Yesterday CAAF granted review of two issues in a Marine Corps case:

No. 15-0172/MC. U.S. v. Francis L. Captain. CCA 201300137. On consideration of the petition for grant of review of the decision of the United States Navy-Marine Corps Court of Criminal Appeals, it is ordered that said petition is hereby granted on the following issues specified by the Court:

I.    WHETHER TRIAL DEFENSE COUNSEL PROVIDED INEFFECTIVE ASSISTANCE OF COUNSEL BY FAILING TO OFFER EVIDENCE, OTHER THAN AN UNSWORN STATEMENT, IN EXTENUATION OR MITIGATION AND BY CONCEDING THE APPROPRIATENESS OF A DISHONORABLE DISCHARGE.

II.   WHETHER THE UNITED STATES NAVY-MARINE CORPS COURT OF CRIMINAL APPEALS ERRED IN AFFIRMING A SENTENCE THAT INCLUDED A DISHONORABLE DISCHARGE WHEN THE CONVENING AUTHORITY’S ACTION DID NOT APPROVE ONE.
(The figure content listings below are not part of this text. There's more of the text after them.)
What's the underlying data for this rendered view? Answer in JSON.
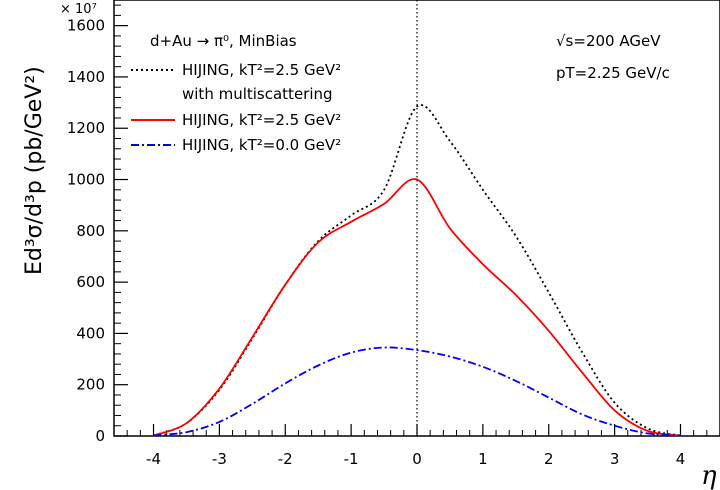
{
  "chart_data": {
    "type": "line",
    "title": "d+Au → π⁰, MinBias",
    "annotations": [
      "√s=200 AGeV",
      "pT=2.25 GeV/c"
    ],
    "xlabel": "η",
    "ylabel": "Ed³σ/d³p (pb/GeV²)",
    "y_multiplier": "× 10⁷",
    "xlim": [
      -4.6,
      4.6
    ],
    "ylim": [
      0,
      1700
    ],
    "xticks": [
      -4,
      -3,
      -2,
      -1,
      0,
      1,
      2,
      3,
      4
    ],
    "yticks": [
      0,
      200,
      400,
      600,
      800,
      1000,
      1200,
      1400,
      1600
    ],
    "reference_line_x": 0,
    "legend_position": "top-left",
    "series": [
      {
        "name": "HIJING, kT²=2.5 GeV² with multiscattering",
        "color": "#000000",
        "style": "dotted",
        "x": [
          -4.0,
          -3.5,
          -3.0,
          -2.5,
          -2.0,
          -1.5,
          -1.0,
          -0.5,
          0.0,
          0.5,
          1.0,
          1.5,
          2.0,
          2.5,
          3.0,
          3.5,
          4.0
        ],
        "y": [
          2,
          50,
          180,
          380,
          590,
          760,
          860,
          960,
          1285,
          1150,
          960,
          780,
          560,
          330,
          130,
          30,
          2
        ]
      },
      {
        "name": "HIJING, kT²=2.5 GeV²",
        "color": "#ff0000",
        "style": "solid",
        "x": [
          -4.0,
          -3.5,
          -3.0,
          -2.5,
          -2.0,
          -1.5,
          -1.0,
          -0.5,
          0.0,
          0.5,
          1.0,
          1.5,
          2.0,
          2.5,
          3.0,
          3.5,
          4.0
        ],
        "y": [
          2,
          50,
          185,
          385,
          590,
          755,
          835,
          905,
          1000,
          810,
          670,
          550,
          410,
          250,
          100,
          20,
          2
        ]
      },
      {
        "name": "HIJING, kT²=0.0 GeV²",
        "color": "#0000ff",
        "style": "dash-dot",
        "x": [
          -4.0,
          -3.5,
          -3.0,
          -2.5,
          -2.0,
          -1.5,
          -1.0,
          -0.5,
          0.0,
          0.5,
          1.0,
          1.5,
          2.0,
          2.5,
          3.0,
          3.5,
          4.0
        ],
        "y": [
          2,
          15,
          55,
          125,
          205,
          275,
          325,
          345,
          335,
          310,
          270,
          215,
          150,
          85,
          40,
          10,
          2
        ]
      }
    ]
  },
  "labels": {
    "title": "d+Au → π⁰, MinBias",
    "energy": "√s=200 AGeV",
    "pt": "pT=2.25 GeV/c",
    "xlabel": "η",
    "ylabel": "Ed³σ/d³p (pb/GeV²)",
    "multiplier": "× 10⁷",
    "legend": [
      "HIJING, kT²=2.5 GeV²",
      "with multiscattering",
      "HIJING, kT²=2.5 GeV²",
      "HIJING, kT²=0.0 GeV²"
    ]
  }
}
Briefs will be filed under Rule 25.

The NMCCA’s opinion is available here.

Other recent IAC cases on CAAF’s docket include:

  • United States v. Spurling, __ M.J. __, No. 15-0228/MC (C.A.A.F. Feb. 6, 2015) (summary disp.) (discussed here).
  • United States v. McIntosh, No. 14-0685/AF (rev. granted Jan. 15, 2015) (discussed here).
  • United States v. Engler, __ M.J. __, No. 15-0077/MC (C.A.A.F. Dec. 3, 2014) (summary disp.) (discussed here).

10 Responses to “CAAF grant of IAC issue”

  1. (Former) ArmyTC says:

    What the…I thought that the defense was never allowed to argue for a dishonorable discharge? Am I making that up? I’m not near a platform where I can research this…

  2. DCGoneGalt says:

    (Former) ArmyTC:  I am not aware of a prohibition, although I never had a case where I would have conceded it.  And I must say, I am one of the most reasonable people I know.  (joking, I am generally a pain in the a$$)  I can think of cases where I would want to argue it, i.e. murder where you are trying to avoid life w/o parole but if it was argued I would would have an iron-clad client consent CYA memo for IAC purposes (preferably on camera and notarized by the defense paralegal!).
     
    Think of it like self-love on an airplane . . . it is not illegal it is just frowned upon. (Hangover reference)

  3. afjagcapt says:

    Defense can argue for a punitive sep, but it is supposed to be articulated (and documented) that the ACC desires that COA; sounds like someone got sloppy with their CYA paperwork. And sounds the GCMCA/SJA had similar issues with the action.

  4. stewie says:

    Thanks a lot Bin Laden!  I can see arguing for a DD in certain situations, and this seems like one of them, client wants minimal jail time and doesn’t care about DD.  Of course, as always, the moment you don’t lock them into that choice, they pretend on appeal they care greatly about getting a DD.

  5. Phil Cave says:

    Someone got to get their Blunk letter apparently.
     
    See United States v Blunk, 17 USCMA 158, 160, 37 CMR 422 (1967).

  6. Phil Cave says:

    @Former Amry TC
     
    In the Navy we used to call it BCD-Striking.
     
    http://www.court-martial-ucmj.com/uncategorized/sergeant-captain-may-have-some-major-issues/

  7. DCGoneGalt says:

    I am surprised Silver Fox hasn’t commented on this post not being entitled: “IAC Allegation!!!  Defense counsel program faces a crisis!!!”

  8. The Silver Fox says:

    Easy, Silver Fox fans.  I’m on vacation.

  9. DCGoneGalt says:

    That’s fine, I guess.  I’m not mad at you, I’m just disappointed in you.

  10. Defense Counsel says:

    This is interesting. In the few times where a punitive discharge was requested, the MJ stopped the proceedings and questioned the accused if that was what they wanted.